Liberdade (in)ferida
Adilson Roberto Gonçalves
Pouco frequento as redes (anti)sociais, mas sou um missivista contumaz, ao menos uma vez por semana algum jornal publica carta de minha lavra. Tenho um hater que resolveu me enviar um e-mail ofensivo toda vez que sai algum comentário meu publicado, especificamente no Estadão, cujo conteúdo, como sói ser, é contrário ao desgoverno instalado em Brasília e as práticas fascistas. Não respondi ainda porque não me incomodou e também não sei o que se passa no vazio entre seus dois ouvidos. Há também o fato de alguma reação minha resultar em ataque direto a minha liberdade, uma vez que o advogado - sim, eis sua profissão - mora na mesma cidade e também já publicou cartas nos mesmos veículos. Chama-me de "rato petista".

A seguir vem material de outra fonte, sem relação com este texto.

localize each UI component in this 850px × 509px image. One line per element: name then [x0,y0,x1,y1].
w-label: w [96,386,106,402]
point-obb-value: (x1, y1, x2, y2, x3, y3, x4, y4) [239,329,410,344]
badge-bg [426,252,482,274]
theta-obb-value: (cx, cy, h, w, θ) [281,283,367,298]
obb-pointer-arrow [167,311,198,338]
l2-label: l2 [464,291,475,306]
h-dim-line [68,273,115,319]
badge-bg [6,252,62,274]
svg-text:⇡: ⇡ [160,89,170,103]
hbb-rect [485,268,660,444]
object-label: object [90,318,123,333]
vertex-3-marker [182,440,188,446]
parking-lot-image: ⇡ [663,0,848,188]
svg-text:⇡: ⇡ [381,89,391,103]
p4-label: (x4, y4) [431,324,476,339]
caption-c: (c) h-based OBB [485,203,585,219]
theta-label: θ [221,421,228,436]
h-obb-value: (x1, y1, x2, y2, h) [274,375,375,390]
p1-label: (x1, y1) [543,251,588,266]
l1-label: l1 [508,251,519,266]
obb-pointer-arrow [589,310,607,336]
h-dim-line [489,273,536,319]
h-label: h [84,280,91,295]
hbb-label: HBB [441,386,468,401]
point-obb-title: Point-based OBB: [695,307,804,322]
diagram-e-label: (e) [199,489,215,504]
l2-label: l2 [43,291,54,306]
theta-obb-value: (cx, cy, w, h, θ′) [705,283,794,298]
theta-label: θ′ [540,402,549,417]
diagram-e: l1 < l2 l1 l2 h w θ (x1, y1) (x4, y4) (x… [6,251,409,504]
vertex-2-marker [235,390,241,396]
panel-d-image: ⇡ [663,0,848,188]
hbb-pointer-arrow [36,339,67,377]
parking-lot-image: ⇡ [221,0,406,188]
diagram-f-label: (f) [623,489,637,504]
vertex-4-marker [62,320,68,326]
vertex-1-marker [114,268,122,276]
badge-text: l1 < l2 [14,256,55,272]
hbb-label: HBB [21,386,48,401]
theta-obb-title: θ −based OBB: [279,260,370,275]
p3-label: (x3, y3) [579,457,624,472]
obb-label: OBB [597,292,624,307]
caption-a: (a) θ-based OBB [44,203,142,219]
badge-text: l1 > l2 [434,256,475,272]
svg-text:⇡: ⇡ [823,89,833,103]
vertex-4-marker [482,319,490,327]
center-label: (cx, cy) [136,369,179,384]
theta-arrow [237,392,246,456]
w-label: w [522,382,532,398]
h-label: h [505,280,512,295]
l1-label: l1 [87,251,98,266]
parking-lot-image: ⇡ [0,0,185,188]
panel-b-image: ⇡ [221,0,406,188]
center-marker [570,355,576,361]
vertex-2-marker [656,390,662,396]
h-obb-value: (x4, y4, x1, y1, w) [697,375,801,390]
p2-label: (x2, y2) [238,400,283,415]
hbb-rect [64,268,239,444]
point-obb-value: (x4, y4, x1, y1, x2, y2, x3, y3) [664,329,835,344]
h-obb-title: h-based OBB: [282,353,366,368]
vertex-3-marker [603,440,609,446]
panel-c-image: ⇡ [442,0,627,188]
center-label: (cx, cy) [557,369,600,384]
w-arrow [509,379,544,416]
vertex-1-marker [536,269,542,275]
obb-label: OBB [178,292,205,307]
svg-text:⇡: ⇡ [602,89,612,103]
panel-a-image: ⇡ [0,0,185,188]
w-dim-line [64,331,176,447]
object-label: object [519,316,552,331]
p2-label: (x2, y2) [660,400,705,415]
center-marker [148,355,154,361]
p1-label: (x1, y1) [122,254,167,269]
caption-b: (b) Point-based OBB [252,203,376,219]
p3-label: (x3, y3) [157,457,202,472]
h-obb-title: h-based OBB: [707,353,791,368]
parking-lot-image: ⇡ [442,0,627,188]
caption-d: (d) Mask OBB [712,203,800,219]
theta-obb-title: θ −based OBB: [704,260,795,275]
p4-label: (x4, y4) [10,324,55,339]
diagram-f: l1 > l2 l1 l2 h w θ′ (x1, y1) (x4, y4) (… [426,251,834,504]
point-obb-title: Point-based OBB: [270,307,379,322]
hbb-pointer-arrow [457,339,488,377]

Um sociólogo, do qual uso apenas as iniciais P.U.C., publicou carta no Correio Popular (jornal de Campinas) em 16/10/2020 com a seguinte pérola: "o racismo deriva do ateísmo que nega a criação divina". Sim, as pontes sofismáticas que esse grupo constrói são sólidas. O discurso da mentira transforma aqueles com ideias e ideais progressistas, sociais e até revolucionários - esses já longe de serem praticados - em um grupo único chamado de comunistas ou petistas. Além disso, mais perversamente e ferindo de morte a minha liberdade, associam tal grupo à criminalidade estruturada, especialmente a relacionada com o tráfico de drogas, comandado por facções (PCC, CV e congêneres). Comunista é traficante e assassino, eis o resultado do sofisma. Sabemos que os propagadores do discurso do ódio têm base na violência e nos crimes que praticam, mas invertem a lógica da comparação e transformam a política dos outros em crime e legalizam seus crimes na política.

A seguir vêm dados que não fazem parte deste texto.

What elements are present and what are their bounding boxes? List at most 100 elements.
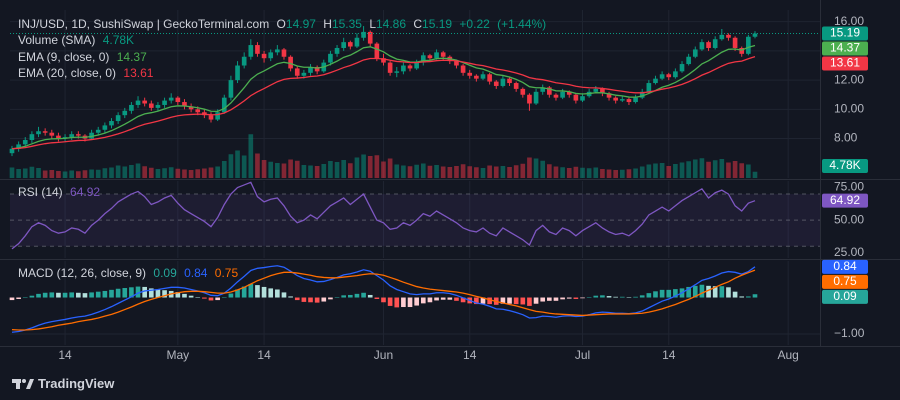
candle-body	[726, 34, 731, 38]
macd-histogram-bar	[109, 289, 114, 298]
volume-bar	[726, 162, 731, 178]
change-percent: (+1.44%)	[497, 17, 547, 31]
macd-histogram-bar	[56, 292, 61, 298]
candle-body	[341, 42, 347, 48]
candle-body	[89, 132, 94, 139]
x-tick-label: Aug	[777, 348, 798, 362]
candle-body	[301, 72, 307, 76]
volume-bar	[36, 168, 41, 178]
macd-histogram-bar	[142, 286, 147, 298]
candle-body	[354, 37, 360, 47]
macd-histogram-bar	[480, 297, 486, 304]
volume-bar	[221, 161, 227, 178]
candle-body	[480, 74, 486, 79]
volume-bar	[374, 155, 380, 178]
volume-bar	[580, 167, 585, 178]
volume-bar	[493, 166, 499, 178]
candle-body	[235, 65, 240, 81]
candle-body	[706, 42, 711, 48]
macd-histogram-bar	[752, 294, 758, 298]
macd-histogram-bar	[533, 297, 539, 304]
volume-bar	[673, 164, 678, 178]
volume-bar	[89, 169, 94, 178]
volume-bar	[255, 153, 260, 178]
macd-histogram-bar	[487, 297, 492, 305]
ema-line	[11, 44, 756, 150]
macd-histogram-bar	[308, 297, 313, 303]
macd-histogram-bar	[460, 297, 466, 303]
macd-histogram-bar	[321, 297, 327, 302]
volume-bar	[155, 169, 161, 178]
ema-line	[11, 55, 756, 150]
candle-body	[168, 97, 174, 101]
legend-name: Volume (SMA)	[18, 33, 96, 47]
volume-bar	[241, 155, 247, 178]
macd-histogram-bar	[294, 297, 300, 301]
ohlc-prefix: C	[413, 17, 423, 31]
volume-bar	[275, 163, 280, 178]
macd-histogram-bar	[706, 285, 711, 298]
candle-body	[182, 102, 187, 107]
macd-legend: MACD (12, 26, close, 9) 0.09 0.84 0.75	[18, 266, 242, 280]
candle-body	[566, 91, 572, 95]
candle-body	[381, 58, 386, 63]
candle-body	[666, 74, 672, 78]
volume-bar	[613, 170, 618, 178]
macd-histogram-bar	[255, 285, 260, 298]
volume-bar	[692, 159, 698, 178]
macd-histogram-bar	[155, 289, 161, 298]
macd-histogram-bar	[520, 297, 526, 305]
volume-bar	[699, 158, 705, 178]
ohlc-value: 14.97	[285, 17, 316, 31]
symbol-title: INJ/USD, 1D, SushiSwap | GeckoTerminal.c…	[18, 17, 270, 31]
macd-histogram-bar	[381, 297, 386, 303]
candle-body	[493, 81, 499, 86]
volume-bar	[261, 160, 267, 178]
candle-body	[474, 75, 479, 79]
price-tag: 15.19	[830, 26, 860, 40]
volume-bar	[553, 166, 559, 178]
volume-bar	[732, 161, 738, 178]
candle-body	[507, 78, 512, 84]
macd-histogram-bar	[374, 297, 380, 299]
candle-body	[367, 31, 373, 44]
candle-body	[692, 49, 698, 57]
candle-body	[387, 62, 393, 73]
volume-bar	[148, 167, 154, 178]
volume-bar	[208, 167, 214, 178]
volume-bar	[62, 171, 68, 178]
volume-bar	[294, 160, 300, 178]
candle-body	[500, 78, 506, 86]
volume-bar	[42, 170, 48, 178]
macd-histogram-bar	[288, 296, 293, 298]
volume-bar	[420, 163, 426, 178]
volume-bar	[381, 161, 386, 178]
volume-bar	[533, 158, 539, 178]
legend-value: 0.84	[184, 266, 208, 280]
volume-bar	[712, 160, 718, 178]
volume-bar	[122, 166, 128, 178]
macd-histogram-bar	[573, 297, 579, 299]
candle-body	[699, 42, 705, 50]
candle-body	[653, 78, 658, 84]
price-tag: 0.75	[833, 274, 857, 288]
macd-histogram-bar	[208, 297, 214, 301]
macd-histogram-bar	[540, 297, 546, 302]
ohlc-value: 15.19	[422, 17, 453, 31]
candle-body	[288, 56, 293, 69]
candle-body	[434, 52, 439, 59]
volume-bar	[454, 166, 459, 178]
macd-histogram-bar	[202, 297, 207, 299]
price-tag-bg	[822, 41, 868, 56]
candle-body	[394, 71, 400, 73]
volume-bar	[447, 167, 453, 178]
macd-histogram-bar	[215, 297, 220, 301]
macd-histogram-bar	[746, 296, 751, 298]
candle-body	[16, 144, 21, 149]
volume-bar	[520, 163, 526, 178]
candle-body	[659, 74, 665, 79]
candle-body	[22, 140, 28, 145]
volume-bar	[633, 168, 638, 178]
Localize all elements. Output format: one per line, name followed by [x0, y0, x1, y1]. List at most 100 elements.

A prática nefasta tem base na mentira, na moral e bons costumes, na família, na crença divina, que é, por fim, o toque final dessas considerações. São interessantes as reflexões atuais sobre os limites da liberdade religiosa, especialmente na alegação de, por exemplo, o indivíduo não poder realizar tarefas em dias da semana considerados santos por ele, criando o que se passou a chamar de o "problema do sábado". O problema real é que, quando se atende a uma exceção de cunho religioso, abre-se a possibilidade para os oportunistas contumazes. Assim foi com a isenção de impostos para igrejas que se transformou em excelente negócio para a teologia da prosperidade. Religião deve ser estritamente de caráter pessoal e íntimo e não pode ter qualquer ingerência na dinâmica da sociedade. Porém, como a religião é uma daquelas cláusulas pétreas que sustentam o discurso do ódio, nada será modificado para se manter benesses e trânsitos políticos muito bem definidos.
Esse conjunto fere a liberdade. Por outro lado, parece que é somente a partir dessa lesão é que se sabe a necessidade da liberdade. Se sinto que está ferindo a minha, está ferindo a liberdade de todos.
Adilson Roberto Gonçalves, pesquisador da Unesp, membro do Instituto Histórico, Geográfico e Genealógico de Campinas e da Academia Campineira de Letras e Artes, autor do livro de divulgação científica "Transformações na terra das goiabeiras" (2017).